By RazzaTazz 6 Comments
Religious faith in a comic book world takes on a completely different meaning than it does in the real world. In the real world faith reflects the belief in an all powerful deity (or deities) who are intrinsically involved in the affairs of man without directly revealing themselves. Faith in comic book worlds takes on many different aspects. In comic book worlds gods do directly reveal themselves, including what many consider to be the Christian God, and characters venturing to heaven and hell is not entirely uncommon. Despite the presence of the all-powerful there are still a hand full of characters who are firmly either atheist, or believe that there is a scientific explanation for all things. Somewhat stereotypically compared to the real world, these characters are usually the most advanced scientists or engineers (Iron Man and Mr. Terrific.) These characters nonetheless adhere to their beliefs. I am not sure if this is a viable option in their worlds, in that they become the opposite what real world scientists adhere to, their faith rests in science and not in religion, and they expect the great unknown to be explained by science rather than divinity.
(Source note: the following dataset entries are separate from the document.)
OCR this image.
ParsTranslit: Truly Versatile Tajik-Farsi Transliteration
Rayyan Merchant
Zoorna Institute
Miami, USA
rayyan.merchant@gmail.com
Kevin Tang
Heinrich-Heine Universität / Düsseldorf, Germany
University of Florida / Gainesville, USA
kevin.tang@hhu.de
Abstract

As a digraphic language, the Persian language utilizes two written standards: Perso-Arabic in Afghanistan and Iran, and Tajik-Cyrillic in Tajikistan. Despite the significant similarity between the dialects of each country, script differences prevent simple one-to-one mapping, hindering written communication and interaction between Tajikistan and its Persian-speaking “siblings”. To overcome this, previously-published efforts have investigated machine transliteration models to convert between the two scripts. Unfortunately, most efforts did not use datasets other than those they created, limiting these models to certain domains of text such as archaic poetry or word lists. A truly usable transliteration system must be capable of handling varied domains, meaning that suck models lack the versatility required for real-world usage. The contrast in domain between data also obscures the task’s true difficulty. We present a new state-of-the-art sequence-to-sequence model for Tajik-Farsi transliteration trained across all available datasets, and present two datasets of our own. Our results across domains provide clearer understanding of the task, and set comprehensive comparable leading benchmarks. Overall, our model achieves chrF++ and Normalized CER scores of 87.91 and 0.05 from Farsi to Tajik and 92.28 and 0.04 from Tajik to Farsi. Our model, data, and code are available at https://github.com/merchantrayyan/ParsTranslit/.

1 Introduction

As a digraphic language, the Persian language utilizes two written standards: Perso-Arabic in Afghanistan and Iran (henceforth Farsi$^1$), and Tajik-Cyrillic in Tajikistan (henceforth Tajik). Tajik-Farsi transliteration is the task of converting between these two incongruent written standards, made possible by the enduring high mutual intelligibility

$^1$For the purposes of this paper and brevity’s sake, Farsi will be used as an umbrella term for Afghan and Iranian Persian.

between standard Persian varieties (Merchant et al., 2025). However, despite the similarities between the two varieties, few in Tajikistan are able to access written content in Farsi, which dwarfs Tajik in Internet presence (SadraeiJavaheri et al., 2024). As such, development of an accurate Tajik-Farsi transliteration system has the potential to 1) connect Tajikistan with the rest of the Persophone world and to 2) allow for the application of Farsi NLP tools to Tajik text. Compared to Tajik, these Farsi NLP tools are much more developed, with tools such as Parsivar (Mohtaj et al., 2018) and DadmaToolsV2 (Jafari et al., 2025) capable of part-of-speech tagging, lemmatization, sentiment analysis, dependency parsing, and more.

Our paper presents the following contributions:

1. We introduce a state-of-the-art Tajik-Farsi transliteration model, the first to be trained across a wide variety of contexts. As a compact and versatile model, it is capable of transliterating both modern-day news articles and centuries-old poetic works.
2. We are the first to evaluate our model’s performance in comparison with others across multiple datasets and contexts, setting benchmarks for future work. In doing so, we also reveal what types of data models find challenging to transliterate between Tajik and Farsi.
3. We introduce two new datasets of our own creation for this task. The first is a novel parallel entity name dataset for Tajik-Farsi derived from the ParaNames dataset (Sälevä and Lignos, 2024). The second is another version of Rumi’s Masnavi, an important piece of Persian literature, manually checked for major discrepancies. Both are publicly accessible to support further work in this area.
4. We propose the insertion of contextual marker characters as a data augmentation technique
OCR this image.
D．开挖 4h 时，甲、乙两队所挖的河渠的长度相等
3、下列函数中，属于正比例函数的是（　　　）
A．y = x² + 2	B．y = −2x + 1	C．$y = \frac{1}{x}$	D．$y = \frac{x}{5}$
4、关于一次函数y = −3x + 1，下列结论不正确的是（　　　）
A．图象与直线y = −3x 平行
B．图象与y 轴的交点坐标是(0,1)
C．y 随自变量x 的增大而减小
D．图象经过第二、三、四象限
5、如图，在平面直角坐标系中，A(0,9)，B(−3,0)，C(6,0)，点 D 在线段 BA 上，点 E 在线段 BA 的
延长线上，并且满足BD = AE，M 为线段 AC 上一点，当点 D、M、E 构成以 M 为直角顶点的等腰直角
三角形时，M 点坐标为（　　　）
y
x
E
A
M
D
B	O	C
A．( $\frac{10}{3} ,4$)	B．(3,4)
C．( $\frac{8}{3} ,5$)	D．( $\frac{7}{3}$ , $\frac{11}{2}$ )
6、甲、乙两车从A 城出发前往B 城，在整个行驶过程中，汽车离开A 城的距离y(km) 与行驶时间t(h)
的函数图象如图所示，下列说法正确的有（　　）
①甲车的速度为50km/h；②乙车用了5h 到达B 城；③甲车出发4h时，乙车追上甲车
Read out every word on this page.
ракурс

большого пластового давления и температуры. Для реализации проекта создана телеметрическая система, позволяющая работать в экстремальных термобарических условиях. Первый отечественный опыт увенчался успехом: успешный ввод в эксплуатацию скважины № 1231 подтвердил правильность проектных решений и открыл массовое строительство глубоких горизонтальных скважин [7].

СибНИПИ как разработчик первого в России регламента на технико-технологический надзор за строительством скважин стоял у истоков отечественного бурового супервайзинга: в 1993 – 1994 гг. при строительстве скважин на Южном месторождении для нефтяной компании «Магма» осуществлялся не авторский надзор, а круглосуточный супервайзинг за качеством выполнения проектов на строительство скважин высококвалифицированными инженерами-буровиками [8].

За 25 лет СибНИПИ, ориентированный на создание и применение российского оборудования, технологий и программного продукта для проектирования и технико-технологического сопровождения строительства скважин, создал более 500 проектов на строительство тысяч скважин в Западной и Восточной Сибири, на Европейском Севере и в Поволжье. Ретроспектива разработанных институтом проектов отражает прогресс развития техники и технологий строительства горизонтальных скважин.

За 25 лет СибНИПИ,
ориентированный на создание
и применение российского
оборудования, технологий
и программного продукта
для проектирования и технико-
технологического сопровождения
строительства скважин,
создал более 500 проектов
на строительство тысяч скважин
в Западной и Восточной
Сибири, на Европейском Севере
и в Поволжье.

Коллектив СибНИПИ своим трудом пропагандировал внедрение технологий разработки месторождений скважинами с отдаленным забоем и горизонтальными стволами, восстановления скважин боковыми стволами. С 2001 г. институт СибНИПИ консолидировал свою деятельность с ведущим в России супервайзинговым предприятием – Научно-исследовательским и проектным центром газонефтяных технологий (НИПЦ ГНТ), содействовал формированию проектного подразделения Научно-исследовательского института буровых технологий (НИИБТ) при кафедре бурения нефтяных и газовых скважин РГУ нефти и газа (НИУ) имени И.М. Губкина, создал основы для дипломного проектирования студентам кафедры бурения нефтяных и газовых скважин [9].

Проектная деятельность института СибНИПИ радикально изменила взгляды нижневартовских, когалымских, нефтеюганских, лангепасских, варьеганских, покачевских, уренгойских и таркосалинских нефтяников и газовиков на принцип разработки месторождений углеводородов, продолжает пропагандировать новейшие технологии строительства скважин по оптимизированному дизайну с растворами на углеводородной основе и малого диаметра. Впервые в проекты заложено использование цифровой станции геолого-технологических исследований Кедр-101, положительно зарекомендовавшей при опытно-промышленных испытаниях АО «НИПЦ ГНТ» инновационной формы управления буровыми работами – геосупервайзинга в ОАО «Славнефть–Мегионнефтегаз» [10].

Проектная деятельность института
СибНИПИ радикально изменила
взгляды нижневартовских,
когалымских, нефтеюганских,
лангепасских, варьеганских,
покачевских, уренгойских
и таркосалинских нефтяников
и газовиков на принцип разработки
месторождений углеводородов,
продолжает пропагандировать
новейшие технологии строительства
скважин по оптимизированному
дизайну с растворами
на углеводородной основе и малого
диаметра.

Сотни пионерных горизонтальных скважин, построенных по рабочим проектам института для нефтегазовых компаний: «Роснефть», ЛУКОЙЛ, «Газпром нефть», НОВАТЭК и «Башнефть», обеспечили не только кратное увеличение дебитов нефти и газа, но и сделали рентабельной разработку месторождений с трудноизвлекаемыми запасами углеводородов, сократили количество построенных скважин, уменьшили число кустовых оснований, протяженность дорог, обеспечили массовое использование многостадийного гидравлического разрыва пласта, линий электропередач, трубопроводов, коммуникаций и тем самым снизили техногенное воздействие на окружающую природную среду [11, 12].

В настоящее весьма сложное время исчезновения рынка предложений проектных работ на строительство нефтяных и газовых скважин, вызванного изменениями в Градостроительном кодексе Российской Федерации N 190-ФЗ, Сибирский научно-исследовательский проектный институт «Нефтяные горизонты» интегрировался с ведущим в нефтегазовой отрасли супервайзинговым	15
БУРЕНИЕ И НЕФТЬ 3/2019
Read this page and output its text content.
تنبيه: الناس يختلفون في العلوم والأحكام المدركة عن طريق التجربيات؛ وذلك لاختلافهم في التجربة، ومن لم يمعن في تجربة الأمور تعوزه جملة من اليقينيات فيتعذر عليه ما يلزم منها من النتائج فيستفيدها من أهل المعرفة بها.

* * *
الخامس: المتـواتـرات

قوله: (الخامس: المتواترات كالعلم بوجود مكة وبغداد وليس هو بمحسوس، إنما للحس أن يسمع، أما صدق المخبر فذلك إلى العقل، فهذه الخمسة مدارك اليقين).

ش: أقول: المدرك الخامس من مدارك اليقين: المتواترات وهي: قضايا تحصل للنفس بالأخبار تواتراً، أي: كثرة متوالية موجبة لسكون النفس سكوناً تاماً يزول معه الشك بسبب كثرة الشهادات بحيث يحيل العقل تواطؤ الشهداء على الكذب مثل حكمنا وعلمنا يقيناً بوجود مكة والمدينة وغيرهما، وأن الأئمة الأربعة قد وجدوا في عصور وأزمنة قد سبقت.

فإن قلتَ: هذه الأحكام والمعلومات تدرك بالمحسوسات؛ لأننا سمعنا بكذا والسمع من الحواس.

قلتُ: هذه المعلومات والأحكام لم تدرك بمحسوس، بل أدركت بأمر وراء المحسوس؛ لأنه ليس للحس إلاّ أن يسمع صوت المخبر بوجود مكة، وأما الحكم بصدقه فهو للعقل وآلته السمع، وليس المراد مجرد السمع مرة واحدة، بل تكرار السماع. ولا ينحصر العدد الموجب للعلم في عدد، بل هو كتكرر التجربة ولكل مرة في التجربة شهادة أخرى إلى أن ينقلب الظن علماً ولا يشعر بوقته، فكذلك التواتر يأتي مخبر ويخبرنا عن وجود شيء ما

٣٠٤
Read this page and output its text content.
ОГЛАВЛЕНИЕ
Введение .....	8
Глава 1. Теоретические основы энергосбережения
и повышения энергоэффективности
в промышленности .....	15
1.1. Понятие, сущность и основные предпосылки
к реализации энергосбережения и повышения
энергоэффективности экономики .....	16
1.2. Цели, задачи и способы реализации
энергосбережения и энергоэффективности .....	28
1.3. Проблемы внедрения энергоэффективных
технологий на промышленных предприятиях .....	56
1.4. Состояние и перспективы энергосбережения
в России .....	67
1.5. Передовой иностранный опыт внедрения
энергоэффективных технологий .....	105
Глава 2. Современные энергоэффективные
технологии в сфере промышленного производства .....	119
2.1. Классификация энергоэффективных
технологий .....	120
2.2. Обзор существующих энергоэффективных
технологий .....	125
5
In terms of real world applicability though, faith in religion would be harder to substantiate. Many people in the modern world try to comprehend the suffering of others through religion and either come up without an answer or chalk it up to God’s great plan. This leaves the actions of rapists and murderers somewhat ambiguous in terms of their relevance to faith. What therefore in world where God and the gods have revealed themselves? Would these deities not therefore become objects of scorn. Regarding the amazons and Wonder Woman, they place absolute faith in their deities and despite being the only large group of people left in the world, they are treated as nothing against the whims of the gods, being pitted against one another, ignored, abandoned and subjugated. In light of faith does knowing that God or the gods are actually there actually help? Or would it shake the whole set of beliefs? It may or may not, after all a lot of people believe absolutely in the presence of gods anyway, so a physical manifestation of their presence might not affect their perception, but from a practical standpoint it would probably debase somewhat their following. Some aspects of prayer are somewhat egocentric and probably beyond the capacity of gods to answer (prayer for success in an endeavour for instance) but real prayers which went unanswered (matters of life and death) would likely cause more consternation with the all-powerful.
There are certainly other aspects of this question present in comics. For instance in the story arc For Tomorrow where Superman takes Father Daniel Leone as his spiritual adviser (would a spiritual adviser be necessary when someone has been to heaven?). These two though I think are the two most touched on in comics and one which like religion itself, is usually left ambiguous.